Hier zijn middelen gereserveerd voor een eenmalige tegemoetkoming aan vuurwerkondernemers om hen te helpen bij het verwerken en opruimen van restvoorraden vuurwerk.

Overige subsidies

De overige subsidies hebben voornamelijk betrekking op subsidies aan organisaties die een bijdrage leveren aan het vervolmaken van het stelsel van Omgevingsdiensten.
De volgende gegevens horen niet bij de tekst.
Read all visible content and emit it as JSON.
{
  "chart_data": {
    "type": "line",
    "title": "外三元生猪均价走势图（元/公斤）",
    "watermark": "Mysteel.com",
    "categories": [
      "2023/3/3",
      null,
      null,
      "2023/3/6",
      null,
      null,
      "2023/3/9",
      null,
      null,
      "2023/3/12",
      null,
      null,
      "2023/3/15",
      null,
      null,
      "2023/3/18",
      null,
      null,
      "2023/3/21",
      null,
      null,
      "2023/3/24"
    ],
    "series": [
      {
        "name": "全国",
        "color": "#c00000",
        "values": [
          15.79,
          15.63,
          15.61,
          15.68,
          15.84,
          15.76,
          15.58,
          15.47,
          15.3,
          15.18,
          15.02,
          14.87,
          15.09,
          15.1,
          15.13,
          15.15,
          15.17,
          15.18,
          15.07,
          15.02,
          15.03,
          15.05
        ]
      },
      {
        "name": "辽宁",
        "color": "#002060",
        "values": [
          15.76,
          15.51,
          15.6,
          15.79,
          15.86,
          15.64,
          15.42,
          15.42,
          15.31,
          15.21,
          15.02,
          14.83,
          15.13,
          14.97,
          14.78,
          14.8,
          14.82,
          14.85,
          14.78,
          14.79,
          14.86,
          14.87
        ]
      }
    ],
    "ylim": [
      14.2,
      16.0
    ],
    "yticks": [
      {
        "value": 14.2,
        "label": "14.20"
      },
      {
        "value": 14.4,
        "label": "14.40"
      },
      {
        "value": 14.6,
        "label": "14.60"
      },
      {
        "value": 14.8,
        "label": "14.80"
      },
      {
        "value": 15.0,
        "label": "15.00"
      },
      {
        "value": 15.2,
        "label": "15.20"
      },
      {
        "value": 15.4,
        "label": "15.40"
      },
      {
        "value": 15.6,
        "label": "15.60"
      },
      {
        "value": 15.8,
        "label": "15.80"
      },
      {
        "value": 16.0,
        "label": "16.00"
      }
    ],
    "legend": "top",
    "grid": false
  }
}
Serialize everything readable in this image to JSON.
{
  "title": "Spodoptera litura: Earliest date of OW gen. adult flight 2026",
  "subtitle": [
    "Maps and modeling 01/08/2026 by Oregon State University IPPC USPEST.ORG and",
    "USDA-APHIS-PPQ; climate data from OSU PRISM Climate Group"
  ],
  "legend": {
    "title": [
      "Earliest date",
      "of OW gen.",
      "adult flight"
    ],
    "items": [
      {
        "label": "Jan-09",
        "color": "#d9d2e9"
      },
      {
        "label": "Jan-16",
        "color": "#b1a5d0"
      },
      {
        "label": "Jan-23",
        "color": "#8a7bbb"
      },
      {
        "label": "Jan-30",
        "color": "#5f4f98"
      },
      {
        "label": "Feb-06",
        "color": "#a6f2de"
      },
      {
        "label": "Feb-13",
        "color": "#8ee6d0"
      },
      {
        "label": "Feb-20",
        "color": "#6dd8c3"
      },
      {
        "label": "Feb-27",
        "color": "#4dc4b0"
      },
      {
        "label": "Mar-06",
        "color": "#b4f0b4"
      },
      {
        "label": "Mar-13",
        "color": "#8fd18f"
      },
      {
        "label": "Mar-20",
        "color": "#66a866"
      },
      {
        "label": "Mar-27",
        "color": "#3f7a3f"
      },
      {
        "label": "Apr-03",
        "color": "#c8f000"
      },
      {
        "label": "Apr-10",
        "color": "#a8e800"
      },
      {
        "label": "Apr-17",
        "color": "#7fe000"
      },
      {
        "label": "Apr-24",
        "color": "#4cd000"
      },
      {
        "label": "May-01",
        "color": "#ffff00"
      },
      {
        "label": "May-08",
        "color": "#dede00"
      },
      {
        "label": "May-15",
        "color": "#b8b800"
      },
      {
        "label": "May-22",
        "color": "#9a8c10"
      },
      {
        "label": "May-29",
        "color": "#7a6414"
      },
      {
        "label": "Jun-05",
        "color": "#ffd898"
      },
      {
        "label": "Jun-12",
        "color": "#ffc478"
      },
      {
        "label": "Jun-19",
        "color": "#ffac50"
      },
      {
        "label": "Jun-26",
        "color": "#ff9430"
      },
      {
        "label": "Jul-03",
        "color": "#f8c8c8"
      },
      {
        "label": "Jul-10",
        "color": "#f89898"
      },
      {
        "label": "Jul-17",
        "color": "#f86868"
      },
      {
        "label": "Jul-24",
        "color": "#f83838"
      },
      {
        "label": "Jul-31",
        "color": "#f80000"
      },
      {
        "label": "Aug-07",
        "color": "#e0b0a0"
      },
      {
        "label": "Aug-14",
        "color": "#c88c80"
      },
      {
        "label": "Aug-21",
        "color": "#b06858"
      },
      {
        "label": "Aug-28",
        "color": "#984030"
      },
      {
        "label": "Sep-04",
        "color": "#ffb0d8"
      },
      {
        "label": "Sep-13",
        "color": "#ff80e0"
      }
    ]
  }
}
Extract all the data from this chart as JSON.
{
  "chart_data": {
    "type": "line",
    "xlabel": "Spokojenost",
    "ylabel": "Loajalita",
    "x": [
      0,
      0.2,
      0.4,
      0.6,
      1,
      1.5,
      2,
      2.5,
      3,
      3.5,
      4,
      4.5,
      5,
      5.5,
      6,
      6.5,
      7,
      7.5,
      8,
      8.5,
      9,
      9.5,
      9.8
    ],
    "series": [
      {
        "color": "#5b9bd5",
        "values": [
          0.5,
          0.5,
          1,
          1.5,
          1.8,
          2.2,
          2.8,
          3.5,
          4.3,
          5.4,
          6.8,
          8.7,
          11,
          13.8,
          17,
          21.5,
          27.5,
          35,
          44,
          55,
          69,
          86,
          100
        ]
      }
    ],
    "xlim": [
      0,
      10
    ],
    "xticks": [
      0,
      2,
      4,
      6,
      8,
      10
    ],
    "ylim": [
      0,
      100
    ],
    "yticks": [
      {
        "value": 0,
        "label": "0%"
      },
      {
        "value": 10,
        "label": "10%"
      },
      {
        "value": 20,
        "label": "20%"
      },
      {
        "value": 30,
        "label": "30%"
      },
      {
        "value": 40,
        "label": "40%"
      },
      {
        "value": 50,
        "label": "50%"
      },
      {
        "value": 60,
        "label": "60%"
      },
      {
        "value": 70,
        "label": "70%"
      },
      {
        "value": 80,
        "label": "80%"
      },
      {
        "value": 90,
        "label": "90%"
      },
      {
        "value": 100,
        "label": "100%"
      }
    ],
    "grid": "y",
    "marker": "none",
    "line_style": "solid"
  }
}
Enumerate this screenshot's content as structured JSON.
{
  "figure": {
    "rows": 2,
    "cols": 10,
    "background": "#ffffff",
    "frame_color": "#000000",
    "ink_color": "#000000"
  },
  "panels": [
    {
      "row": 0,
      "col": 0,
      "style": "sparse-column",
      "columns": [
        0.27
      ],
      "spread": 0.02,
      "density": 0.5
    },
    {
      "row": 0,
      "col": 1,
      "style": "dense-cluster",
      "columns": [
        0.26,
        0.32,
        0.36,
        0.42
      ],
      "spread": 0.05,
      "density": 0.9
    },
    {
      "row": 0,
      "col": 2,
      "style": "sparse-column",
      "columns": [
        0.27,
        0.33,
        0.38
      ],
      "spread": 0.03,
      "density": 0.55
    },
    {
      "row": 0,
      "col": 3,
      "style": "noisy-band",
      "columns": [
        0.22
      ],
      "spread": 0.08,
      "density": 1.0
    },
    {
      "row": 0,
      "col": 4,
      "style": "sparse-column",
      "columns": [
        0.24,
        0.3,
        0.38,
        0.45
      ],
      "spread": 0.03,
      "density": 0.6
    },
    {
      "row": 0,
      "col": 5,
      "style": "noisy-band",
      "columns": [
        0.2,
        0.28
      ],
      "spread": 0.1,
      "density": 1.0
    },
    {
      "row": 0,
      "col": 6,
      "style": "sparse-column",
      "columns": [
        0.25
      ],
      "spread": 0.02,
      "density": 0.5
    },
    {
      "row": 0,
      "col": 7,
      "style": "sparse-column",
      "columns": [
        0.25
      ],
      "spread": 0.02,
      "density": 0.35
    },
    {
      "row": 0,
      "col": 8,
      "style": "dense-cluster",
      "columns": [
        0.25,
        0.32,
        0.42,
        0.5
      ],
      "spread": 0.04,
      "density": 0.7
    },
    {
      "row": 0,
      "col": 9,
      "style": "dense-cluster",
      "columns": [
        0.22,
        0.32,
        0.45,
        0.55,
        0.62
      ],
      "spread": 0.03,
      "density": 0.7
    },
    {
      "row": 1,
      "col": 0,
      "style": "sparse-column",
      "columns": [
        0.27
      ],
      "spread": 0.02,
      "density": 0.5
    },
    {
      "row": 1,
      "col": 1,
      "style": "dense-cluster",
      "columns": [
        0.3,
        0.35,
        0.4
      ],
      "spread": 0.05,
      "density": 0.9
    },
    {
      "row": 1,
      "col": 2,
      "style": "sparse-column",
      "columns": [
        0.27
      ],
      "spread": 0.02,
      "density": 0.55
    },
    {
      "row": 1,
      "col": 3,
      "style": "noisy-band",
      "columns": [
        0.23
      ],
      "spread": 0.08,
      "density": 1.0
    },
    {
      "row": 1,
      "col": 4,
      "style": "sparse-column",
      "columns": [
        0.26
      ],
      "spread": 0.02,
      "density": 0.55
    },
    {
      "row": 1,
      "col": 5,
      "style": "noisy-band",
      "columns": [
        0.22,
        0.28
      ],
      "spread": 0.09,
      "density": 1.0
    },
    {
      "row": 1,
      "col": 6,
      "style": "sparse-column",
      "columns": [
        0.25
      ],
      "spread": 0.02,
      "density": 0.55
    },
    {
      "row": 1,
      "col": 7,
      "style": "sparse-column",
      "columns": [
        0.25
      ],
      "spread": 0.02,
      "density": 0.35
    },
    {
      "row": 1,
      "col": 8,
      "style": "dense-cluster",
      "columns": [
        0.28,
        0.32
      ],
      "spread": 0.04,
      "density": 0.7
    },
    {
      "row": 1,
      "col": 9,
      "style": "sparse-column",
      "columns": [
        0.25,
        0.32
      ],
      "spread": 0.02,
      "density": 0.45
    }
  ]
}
Bijdrage aan agentschappen

Dit betreft de bijdrage aan RWS voor de capaciteitsinzet in het kader van de uitvoering van InfoMil (centraal punt voor bundeling en verspreiding van milieu wet- en regelgeving) op de beleidsonderwerpen ‘kennisoverdracht omgevingsveiligheid’ en ‘vergunningverlening’. Daarnaast vinden hier uitgaven plaats voor werkzaamheden van RWS in het kader van basisnet vervoer gevaarlijke stoffen.

Inkomensoverdrachten

De inkomensoverdrachten hebben betrekking op het honoreren van incidentele aanvragen in het kader van de Regeling tegemoetkoming niet-loondienst gerelateerde slachtoffers van mesothelioom en asbestose (TNS). Deze regeling is bedoeld voor iedereen die de ziekte van maligne mesothelioom of asbestose heeft als gevolg van contact met asbest buiten de werksituatie.